Hygiene and a good diet is a form of self-respect and not looking after your basic needs is negligence. If you love yourself, you will take care of yourself. Shower daily, floss, eat well. Take pride in your appearance. Make sure your clothes are clean, ironed and appropriate. Take time out to relax and let your hair down after a long hard week because you deserve it, Say no and practise assertiveness and do the things that you want to do and take care of you.

Stop being so tough on yourself!

When you make a mistake or things don’t go to plan, do you feel like punishing yourself? Well, don’t! You are young and still learning, and you are allowed to make mistakes. Simple. View mistakes as learning opportunities and a portal of discovery. Perfection is not a destination. As for bad selfies – there is no such thing. Embrace your flaws and stop putting yourself down.

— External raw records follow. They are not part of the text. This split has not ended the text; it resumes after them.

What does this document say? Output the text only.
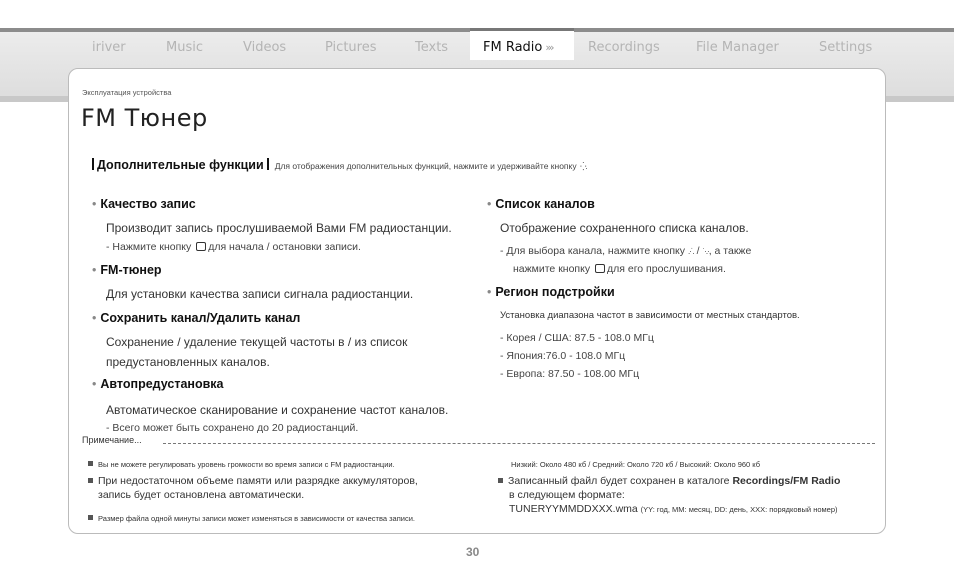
iriver	Music	Videos	Pictures	Texts	FM Radio »›	Recordings	File Manager	Settings
Эксплуатация устройства
FM Тюнер
Дополнительные функции Для отображения дополнительных функций, нажмите и удерживайте кнопку ⁛.
• Качество запис
Производит запись прослушиваемой Вами FM радиостанции.
- Нажмите кнопку для начала / остановки записи.
• FM-тюнер
Для установки качества записи сигнала радиостанции.
• Сохранить канал/Удалить канал
Сохранение / удаление текущей частоты в / из список
предустановленных каналов.
• Автопредустановка
Автоматическое сканирование и сохранение частот каналов.
- Всего может быть сохранено до 20 радиостанций.
• Список каналов
Отображение сохраненного списка каналов.
- Для выбора канала, нажмите кнопку .·˙. / ˙·.·, а также
нажмите кнопку для его прослушивания.
• Регион подстройки
Установка диапазона частот в зависимости от местных стандартов.
- Корея / США: 87.5 - 108.0 МГц
- Япония:76.0 - 108.0 МГц
- Европа: 87.50 - 108.00 МГц
Примечание...
Вы не можете регулировать уровень громкости во время записи с FM радиостанции.
При недостаточном объеме памяти или разрядке аккумуляторов,
запись будет остановлена автоматически.
Размер файла одной минуты записи может изменяться в зависимости от качества записи.
Низкий: Около 480 кб / Средний: Около 720 кб / Высокий: Около 960 кб
Записанный файл будет сохранен в каталоге Recordings/FM Radio
в следующем формате:
TUNERYYMMDDXXX.wma (YY: год, MM: месяц, DD: день, XXX: порядковый номер)
30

Accept compliments as gifts

When someone says something nice to you, about you or your personality and skills, accept it graciously, with a thank you! That praise is your gift. It is yours. Keep it, accept it and pass it on. If on the other hand, people put you down, remember that you never know what someone else is going through. Often, this is a projection of the sadness they are feeling inside. So, be strong, be there for them and don’t take the comments personally.

Count those blessings

When life throws you challenges, ask yourself about the simple things you do have. Like food, shelter and love. Life could be so much worse. Cliché I know but you could be living in a war zone. It’s about perspective, so keep a gratitude jar of things that people often take for granted and count those blessings. Life is goo! Keep it real!

Make a contrition

Your place in this world is significant. Make it more purposeful by contributing to your local and broader community. How about volunteering? Joining a club and getting to know people around you? Making connections and networks gives you a sense of purpose and pride. If there is a pearl of wisdom, I could provide you with; it would be this. The people we meet and the experiences we go through open us all up to our future and our journey. You never know in the future how useful these bridges are.

Seek help

If you are struggling with something significant, is there someone you trust you can approach and report it too? This could be a teacher, GP or local community figure. Help is out there so; please seek a support network.

Reena Jaisiah is a health and lifestyle writer from the Midlands with a background in holistic health and creative arts. Reena full-time job is with vulnerable young people. Most of her spare time is dedicated to organic food, making natural remedies and cosmetics.